Sie ist spottbillig, im Handumdrehen fertig und extrem dickköpfig: US-Studierende basteln eine Billig-Drohne mit dem Können eines Marschflugkörpers.

El Segundo / Los Angeles – Sie sind zwischen 20 und 24 Jahren alt und könnten als „Nerds“ gelten – je nach Definition umgangssprachlich also als „Schwachköpfe“, „Streber“, „Sonderlinge“, „Eigenbrötler“ oder „Fachidioten“. Andere Quellen sehen in solchen Typen weniger die Außenseiter als vielmehr diejenigen Menschen, die die Gesellschaft voranbringen – ähnlich einem Archimedes oder einem Bill Gates.
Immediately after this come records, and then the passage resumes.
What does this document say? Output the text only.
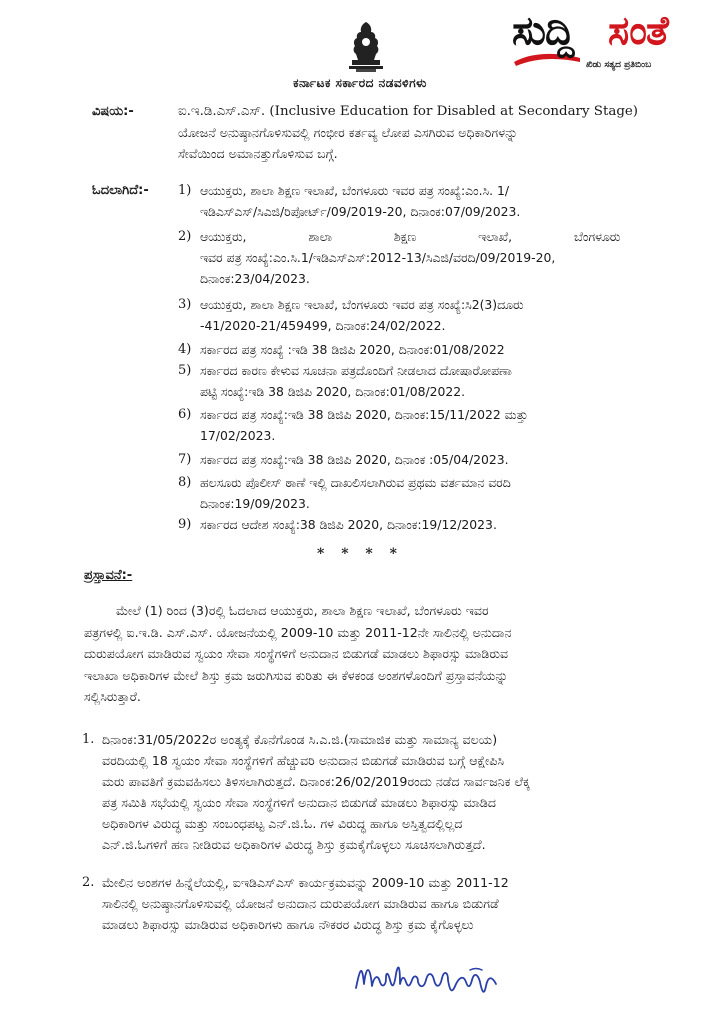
ಕರ್ನಾಟಕ ಸರ್ಕಾರದ ನಡವಳಿಗಳು
ಸುದ್ದಿ ಸಂತೆ
ಖಿಡು ಸತ್ಯದ ಪ್ರತಿಬಿಂಬ
ವಿಷಯ:-	ಐ.ಇ.ಡಿ.ಎಸ್.ಎಸ್. (Inclusive Education for Disabled at Secondary Stage)
ಯೋಜನೆ ಅನುಷ್ಠಾನಗೊಳಿಸುವಲ್ಲಿ ಗಂಭೀರ ಕರ್ತವ್ಯ ಲೋಪ ಎಸಗಿರುವ ಅಧಿಕಾರಿಗಳನ್ನು
ಸೇವೆಯಿಂದ ಅಮಾನತ್ತುಗೊಳಿಸುವ ಬಗ್ಗೆ.
ಓದಲಾಗಿದೆ:- 1) ಆಯುಕ್ತರು, ಶಾಲಾ ಶಿಕ್ಷಣ ಇಲಾಖೆ, ಬೆಂಗಳೂರು ಇವರ ಪತ್ರ ಸಂಖ್ಯೆ:ಎಂ.ಸಿ. 1/
ಇಡಿಎಸ್‌ಎಸ್/ಸಿಎಜಿ/ರಿಪೋರ್ಟ್/09/2019-20, ದಿನಾಂಕ:07/09/2023.
2) ಆಯುಕ್ತರು, ಶಾಲಾ ಶಿಕ್ಷಣ ಇಲಾಖೆ, ಬೆಂಗಳೂರು
ಇವರ ಪತ್ರ ಸಂಖ್ಯೆ:ಎಂ.ಸಿ.1/ಇಡಿಎಸ್‌ಎಸ್:2012-13/ಸಿಎಜಿ/ವರದಿ/09/2019-20,
ದಿನಾಂಕ:23/04/2023.
3) ಆಯುಕ್ತರು, ಶಾಲಾ ಶಿಕ್ಷಣ ಇಲಾಖೆ, ಬೆಂಗಳೂರು ಇವರ ಪತ್ರ ಸಂಖ್ಯೆ:ಸಿ2(3)ದೂರು
-41/2020-21/459499, ದಿನಾಂಕ:24/02/2022.
4) ಸರ್ಕಾರದ ಪತ್ರ ಸಂಖ್ಯೆ :ಇಡಿ 38 ಡಿಜಿಪಿ 2020, ದಿನಾಂಕ:01/08/2022
5) ಸರ್ಕಾರದ ಕಾರಣ ಕೇಳುವ ಸೂಚನಾ ಪತ್ರದೊಂದಿಗೆ ನೀಡಲಾದ ದೋಷಾರೋಪಣಾ
ಪಟ್ಟಿ ಸಂಖ್ಯೆ:ಇಡಿ 38 ಡಿಜಿಪಿ 2020, ದಿನಾಂಕ:01/08/2022.
6) ಸರ್ಕಾರದ ಪತ್ರ ಸಂಖ್ಯೆ:ಇಡಿ 38 ಡಿಜಿಪಿ 2020, ದಿನಾಂಕ:15/11/2022 ಮತ್ತು
17/02/2023.
7) ಸರ್ಕಾರದ ಪತ್ರ ಸಂಖ್ಯೆ:ಇಡಿ 38 ಡಿಜಿಪಿ 2020, ದಿನಾಂಕ :05/04/2023.
8) ಹಲಸೂರು ಪೊಲೀಸ್ ಠಾಣೆ ಇಲ್ಲಿ ದಾಖಲಿಸಲಾಗಿರುವ ಪ್ರಥಮ ವರ್ತಮಾನ ವರದಿ
ದಿನಾಂಕ:19/09/2023.
9) ಸರ್ಕಾರದ ಆದೇಶ ಸಂಖ್ಯೆ:38 ಡಿಜಿಪಿ 2020, ದಿನಾಂಕ:19/12/2023.
* * * *
ಪ್ರಸ್ತಾವನೆ:-
ಮೇಲೆ (1) ರಿಂದ (3)ರಲ್ಲಿ ಓದಲಾದ ಆಯುಕ್ತರು, ಶಾಲಾ ಶಿಕ್ಷಣ ಇಲಾಖೆ, ಬೆಂಗಳೂರು ಇವರ
ಪತ್ರಗಳಲ್ಲಿ ಐ.ಇ.ಡಿ. ಎಸ್.ಎಸ್. ಯೋಜನೆಯಲ್ಲಿ 2009-10 ಮತ್ತು 2011-12ನೇ ಸಾಲಿನಲ್ಲಿ ಅನುದಾನ
ದುರುಪಯೋಗ ಮಾಡಿರುವ ಸ್ವಯಂ ಸೇವಾ ಸಂಸ್ಥೆಗಳಿಗೆ ಅನುದಾನ ಬಿಡುಗಡೆ ಮಾಡಲು ಶಿಫಾರಸ್ಸು ಮಾಡಿರುವ
ಇಲಾಖಾ ಅಧಿಕಾರಿಗಳ ಮೇಲೆ ಶಿಸ್ತು ಕ್ರಮ ಜರುಗಿಸುವ ಕುರಿತು ಈ ಕೆಳಕಂಡ ಅಂಶಗಳೊಂದಿಗೆ ಪ್ರಸ್ತಾವನೆಯನ್ನು
ಸಲ್ಲಿಸಿರುತ್ತಾರೆ.
1. ದಿನಾಂಕ:31/05/2022ರ ಅಂತ್ಯಕ್ಕೆ ಕೊನೆಗೊಂಡ ಸಿ.ಎ.ಜಿ.(ಸಾಮಾಜಿಕ ಮತ್ತು ಸಾಮಾನ್ಯ ವಲಯ)
ವರದಿಯಲ್ಲಿ 18 ಸ್ವಯಂ ಸೇವಾ ಸಂಸ್ಥೆಗಳಿಗೆ ಹೆಚ್ಚುವರಿ ಅನುದಾನ ಬಿಡುಗಡೆ ಮಾಡಿರುವ ಬಗ್ಗೆ ಆಕ್ಷೇಪಿಸಿ
ಮರು ಪಾವತಿಗೆ ಕ್ರಮವಹಿಸಲು ತಿಳಿಸಲಾಗಿರುತ್ತದೆ. ದಿನಾಂಕ:26/02/2019ರಂದು ನಡೆದ ಸಾರ್ವಜನಿಕ ಲೆಕ್ಕ
ಪತ್ರ ಸಮಿತಿ ಸಭೆಯಲ್ಲಿ ಸ್ವಯಂ ಸೇವಾ ಸಂಸ್ಥೆಗಳಿಗೆ ಅನುದಾನ ಬಿಡುಗಡೆ ಮಾಡಲು ಶಿಫಾರಸ್ಸು ಮಾಡಿದ
ಅಧಿಕಾರಿಗಳ ವಿರುದ್ಧ ಮತ್ತು ಸಂಬಂಧಪಟ್ಟ ಎನ್.ಜಿ.ಓ. ಗಳ ವಿರುದ್ಧ ಹಾಗೂ ಅಸ್ತಿತ್ವದಲ್ಲಿಲ್ಲದ
ಎನ್.ಜಿ.ಓಗಳಿಗೆ ಹಣ ನೀಡಿರುವ ಅಧಿಕಾರಿಗಳ ವಿರುದ್ಧ ಶಿಸ್ತು ಕ್ರಮಕೈಗೊಳ್ಳಲು ಸೂಚಿಸಲಾಗಿರುತ್ತದೆ.
2. ಮೇಲಿನ ಅಂಶಗಳ ಹಿನ್ನೆಲೆಯಲ್ಲಿ, ಐಇಡಿಎಸ್‌ಎಸ್ ಕಾರ್ಯಕ್ರಮವನ್ನು 2009-10 ಮತ್ತು 2011-12
ಸಾಲಿನಲ್ಲಿ ಅನುಷ್ಠಾನಗೊಳಿಸುವಲ್ಲಿ ಯೋಜನೆ ಅನುದಾನ ದುರುಪಯೋಗ ಮಾಡಿರುವ ಹಾಗೂ ಬಿಡುಗಡೆ
ಮಾಡಲು ಶಿಫಾರಸ್ಸು ಮಾಡಿರುವ ಅಧಿಕಾರಿಗಳು ಹಾಗೂ ನೌಕರರ ವಿರುದ್ಧ ಶಿಸ್ತು ಕ್ರಮ ಕೈಗೊಳ್ಳಲು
In der Ukraine könnten sie bald schlicht als Helden gelten, denn sie haben wahrscheinlich etwas ausgetüftelt, was Wladimir Putin im Ukraine-Krieg in die Knie zwingen könnte: eine Drohne, die sowohl vergleichsweise ein Taschengeld kostet als auch stur ihren Kurs aufs Ziel verfolgt, weil sie taub ist gegenüber Störgeräuschen. Der Spiegel schwärmt von ihr bereits als mögliche Alternative zu Taurus. Tatsächlich könnte sie die bisher ergebnislose Gegenoffensive gegen Russland neu befeuern.

Als Ergebnis eines 24-stündigen Hackathons im kalifornischen El Segundo behauptete ein Trio aus drei jungen Ingenieuren, sie hätten lediglich einen 3D-Drucker und rund 450 Euro benötigt für eine Drohne, die ihre GPS-Koordinaten ohne Signal berechnet und zwar mittels eines Algorithmus, der Satellitenbilder von Google Maps mit Bildern ihrer Kamera abgleicht. Der Drohnen-Prototyp weist Ähnlichkeiten mit dem an die Geländekontur angepassten Leitsystem des Marschflugkörpers Tomahawk auf, wurde jedoch zu einem Bruchteil der Kosten und des Zeitaufwands entwickelt. Der Clou an dem Schnäppchen: Das System soll resistent sein gegen elektronische Störsignale, dem „jamming“ beziehungsweise „spoofing“ – darüber berichtet Aviation Week.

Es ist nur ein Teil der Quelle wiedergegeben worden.